For some players, their WNBA salary isn’t even the highest source of income. After a tough 36-game WNBA season, many players hop on a plane to tend to their more lucrative overseas contracts. (For reference, Breanna Stewart made $900,000 in Russia compared to the $56,000 she made in her entire 2018 championship-MVP season in the United States.) Prior to heading to Florida, Williams was quarantined in Palavas-les-Flots, France, because her other job—playing for the Basket Lattes Montpellier Agglomération club—was suspended early due to COVID. If they’re lucky, players can also rely on endorsement deals. The Washington Mystics’ Natasha Cloud, who decided to forego the season in favor of her activism, recently became the first women’s basketball player to ink a shoe deal with Converse, and the brand will cover her entire season’s salary. “At the end of the day people still want to work and make money for their families,” McCoughtry adds. “They want to eat. ... I just want these women to be taken care of financially.”
Under the CBA, the league began paying its players starting June 1. Because of this, the WNBA’s 12 teams had to get their rosters down to a max of 12 players by May 26 to abide by the $1.3 million salary cap per team. There was one problem, though: The original training camp date was canceled due to health concerns. The majority of the women who got the boot were rookies. After the league’s unconventional yet successful remote draft in April, rookies didn’t have an opportunity to show what they could bring to the team without in-person play. Because of players opting out, however, there’s been a newfound chance for first-years; there are roughly 22 rookies in the league this season, which might be a new record.
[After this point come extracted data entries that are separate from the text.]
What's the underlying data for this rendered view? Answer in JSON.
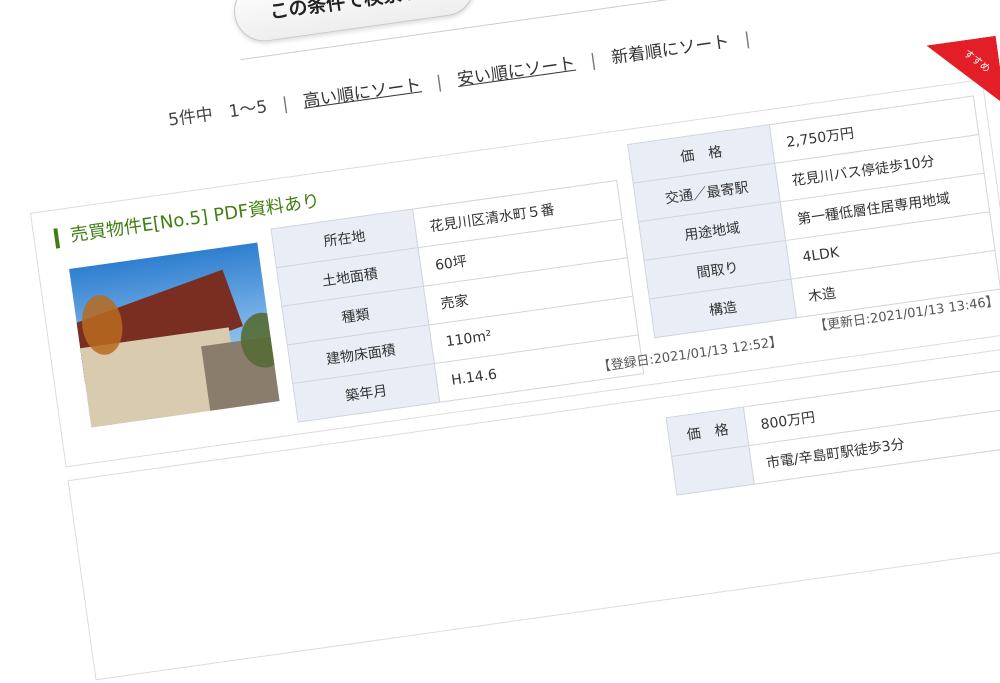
{
  "search": {
    "button_label": "この条件で検索する"
  },
  "sort": {
    "count": "5件中",
    "range": "1〜5",
    "sep": "|",
    "high": "高い順にソート",
    "low": "安い順にソート",
    "new": "新着順にソート"
  },
  "ribbon": {
    "label": "すすめ"
  },
  "listing1": {
    "title": "売買物件E[No.5] PDF資料あり",
    "left_rows": [
      {
        "label": "所在地",
        "value": "花見川区清水町５番"
      },
      {
        "label": "土地面積",
        "value": "60坪"
      },
      {
        "label": "種類",
        "value": "売家"
      },
      {
        "label": "建物床面積",
        "value": "110m²"
      },
      {
        "label": "築年月",
        "value": "H.14.6"
      }
    ],
    "right_rows": [
      {
        "label": "価　格",
        "value": "2,750万円"
      },
      {
        "label": "交通／最寄駅",
        "value": "花見川バス停徒歩10分"
      },
      {
        "label": "用途地域",
        "value": "第一種低層住居専用地域"
      },
      {
        "label": "間取り",
        "value": "4LDK"
      },
      {
        "label": "構造",
        "value": "木造"
      }
    ],
    "registered": "【登録日:2021/01/13 12:52】",
    "updated": "【更新日:2021/01/13 13:46】"
  },
  "listing2": {
    "right_rows": [
      {
        "label": "価　格",
        "value": "800万円"
      },
      {
        "label": "",
        "value": "市電/辛島町駅徒歩3分"
      }
    ]
  },
  "colors": {
    "title_green": "#3f7f12",
    "header_bg": "#e9edf6",
    "ribbon_red": "#e41e26"
  }
}
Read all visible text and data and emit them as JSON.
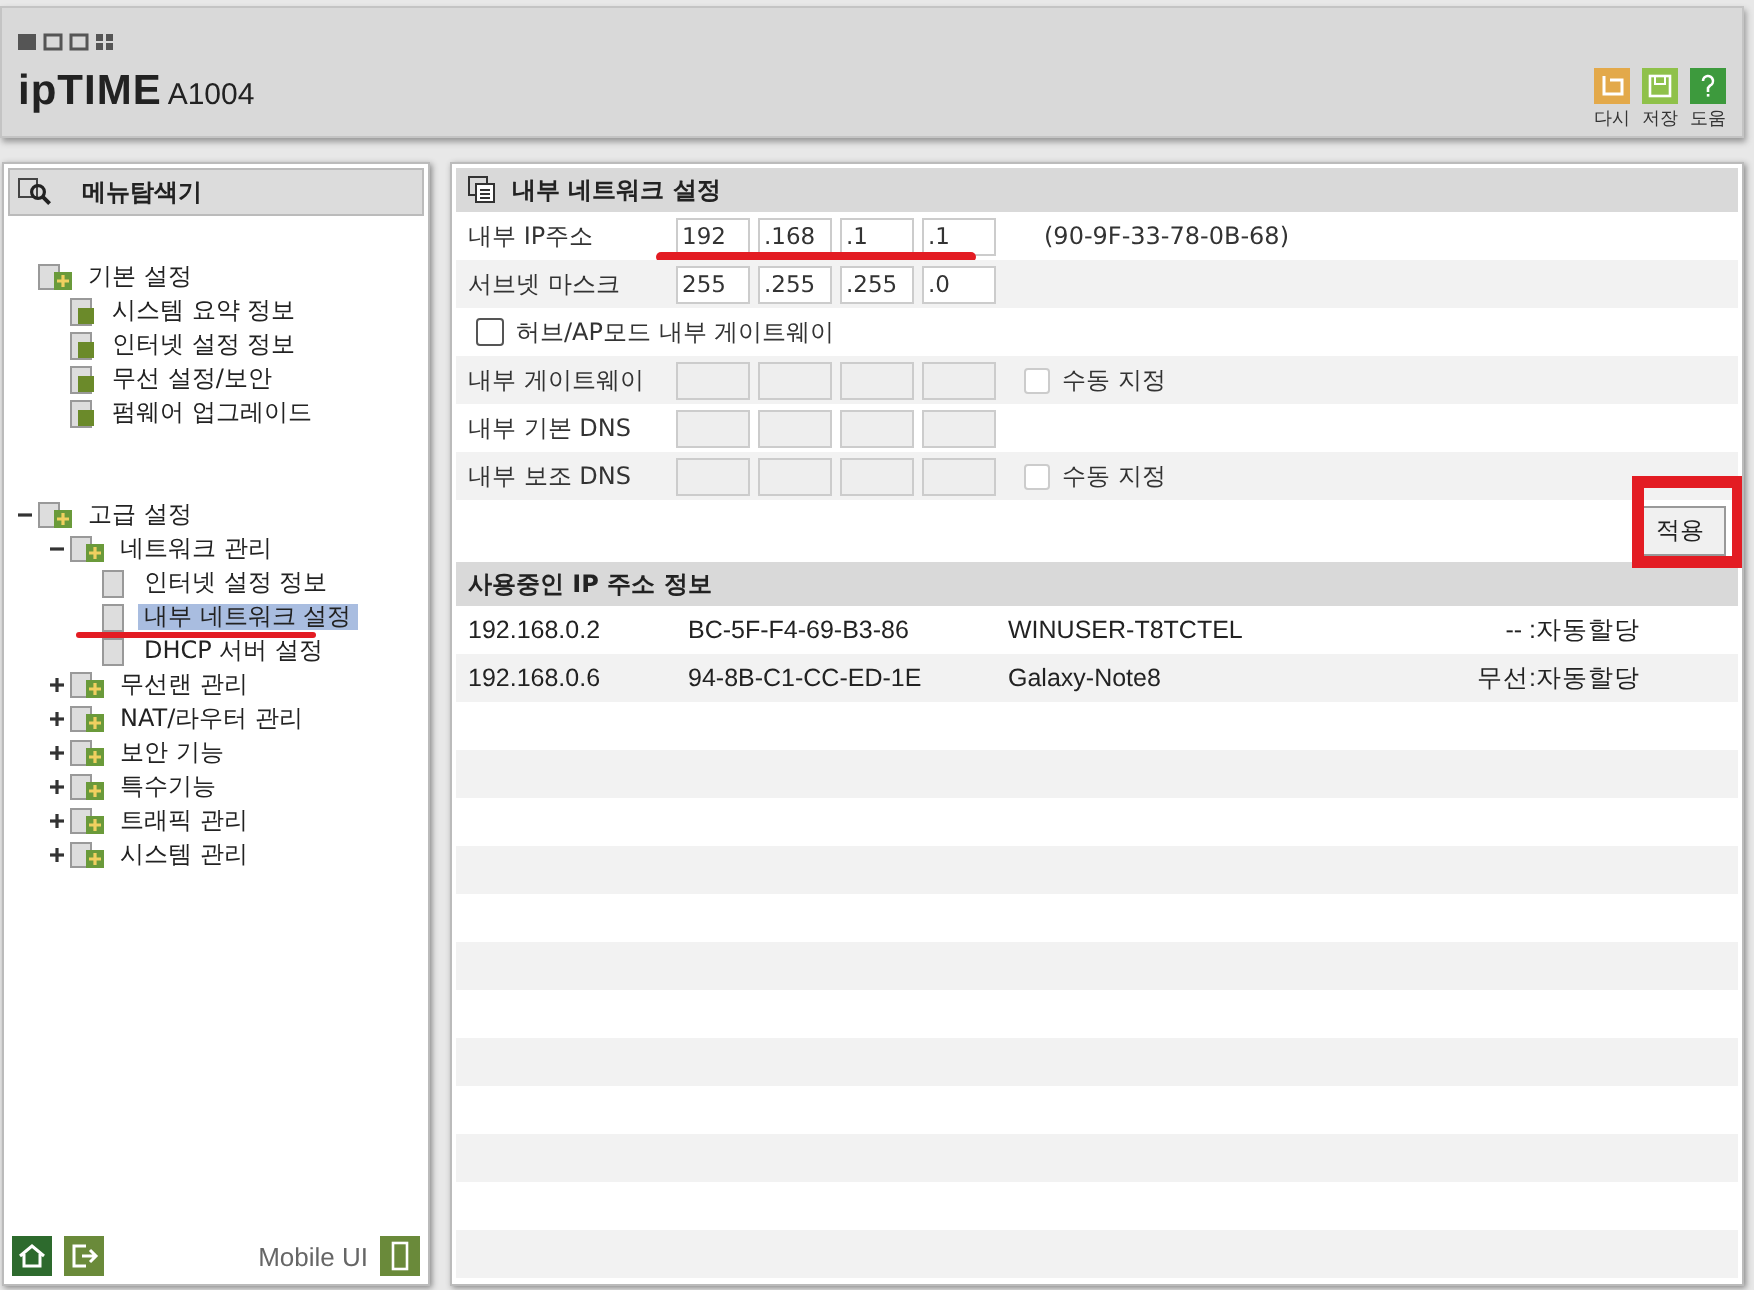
{
  "header": {
    "logo": {
      "brand": "ipTIME",
      "model": "A1004"
    },
    "actions": [
      {
        "kind": "undo",
        "label": "다시"
      },
      {
        "kind": "save",
        "label": "저장"
      },
      {
        "kind": "help",
        "label": "도움"
      }
    ]
  },
  "sidebar": {
    "title": "메뉴탐색기",
    "tree": [
      {
        "label": "기본 설정",
        "selected": false,
        "children": [
          {
            "label": "시스템 요약 정보",
            "selected": false
          },
          {
            "label": "인터넷 설정 정보",
            "selected": false
          },
          {
            "label": "무선 설정/보안",
            "selected": false
          },
          {
            "label": "펌웨어 업그레이드",
            "selected": false
          }
        ]
      },
      {
        "label": "고급 설정",
        "selected": false,
        "expanded": true,
        "children": [
          {
            "label": "네트워크 관리",
            "selected": false,
            "expanded": true,
            "children": [
              {
                "label": "인터넷 설정 정보",
                "selected": false
              },
              {
                "label": "내부 네트워크 설정",
                "selected": true
              },
              {
                "label": "DHCP 서버 설정",
                "selected": false
              }
            ]
          },
          {
            "label": "무선랜 관리",
            "selected": false,
            "expanded": false
          },
          {
            "label": "NAT/라우터 관리",
            "selected": false,
            "expanded": false
          },
          {
            "label": "보안 기능",
            "selected": false,
            "expanded": false
          },
          {
            "label": "특수기능",
            "selected": false,
            "expanded": false
          },
          {
            "label": "트래픽 관리",
            "selected": false,
            "expanded": false
          },
          {
            "label": "시스템 관리",
            "selected": false,
            "expanded": false
          }
        ]
      }
    ],
    "footer": {
      "mobile_label": "Mobile UI"
    }
  },
  "settings": {
    "title": "내부 네트워크 설정",
    "rows": [
      {
        "kind": "ip",
        "label": "내부 IP주소",
        "disabled": false,
        "octets": [
          "192",
          ".168",
          ".1",
          ".1"
        ],
        "note": "(90-9F-33-78-0B-68)"
      },
      {
        "kind": "ip",
        "label": "서브넷 마스크",
        "disabled": false,
        "octets": [
          "255",
          ".255",
          ".255",
          ".0"
        ]
      },
      {
        "kind": "checkbox",
        "label": "허브/AP모드 내부 게이트웨이",
        "checked": false
      },
      {
        "kind": "ip",
        "label": "내부 게이트웨이",
        "disabled": true,
        "manual": {
          "label": "수동 지정",
          "checked": false
        }
      },
      {
        "kind": "ip",
        "label": "내부 기본 DNS",
        "disabled": true
      },
      {
        "kind": "ip",
        "label": "내부 보조 DNS",
        "disabled": true,
        "manual": {
          "label": "수동 지정",
          "checked": false
        }
      }
    ],
    "apply_button": "적용"
  },
  "clients": {
    "title": "사용중인 IP 주소 정보",
    "rows": [
      {
        "ip": "192.168.0.2",
        "mac": "BC-5F-F4-69-B3-86",
        "name": "WINUSER-T8TCTEL",
        "type": "-- :자동할당"
      },
      {
        "ip": "192.168.0.6",
        "mac": "94-8B-C1-CC-ED-1E",
        "name": "Galaxy-Note8",
        "type": "무선:자동할당"
      }
    ]
  }
}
Te’a Cooper was on the plane headed to the Big 12 tournament when her Baylor Bears were told their season was over because of COVID. She was crushed. “This was our last year and this was the only chance we had to win a national championship or Big 12 championship. And it got cut short because of a virus,” Cooper says. She ended up being drafted to Phoenix in the second round, but didn’t make final cuts and was waived. Then, after Kristi Toliver decided to sit out this year, the Sparks called up the rookie to fill a point guard position. “Even though it’s at IMG, we still have a season and [the WNBA] still made it possible for women to play the sport of basketball. I think that’s amazing,” she tells me. “I mean, we get to play. I get to be in the WNBA, I’m considered a professional. I get to get a jersey.”
When the bright lights of IMG Academy switch on for the first game of the WNBA season, it’ll look a little different. It’ll feel different, too. Beyond the countless roster switches that free agency produced, the league will have a different tone. But what won’t be different is a league dripping in advocacy; players putting their careers on the line in order to give a voice to the voiceless. The phrases “Black Lives Matter” and “Say Her Name” will frame the baselines as a reminder that even though the players aren’t actively involved in the summer of protests in the streets of their home cities, they’ve found a new way to take part. Breonna Taylor’s name will be on the jerseys of a diverse and powerful league as a continued fight for justice. “What kind of first impression are we going to make? What kind of message are we going to send? Are people going to look at us and know that Black Lives Matter is a part of our identity as a league?” Williams asks. “We hold a lot of power this summer.”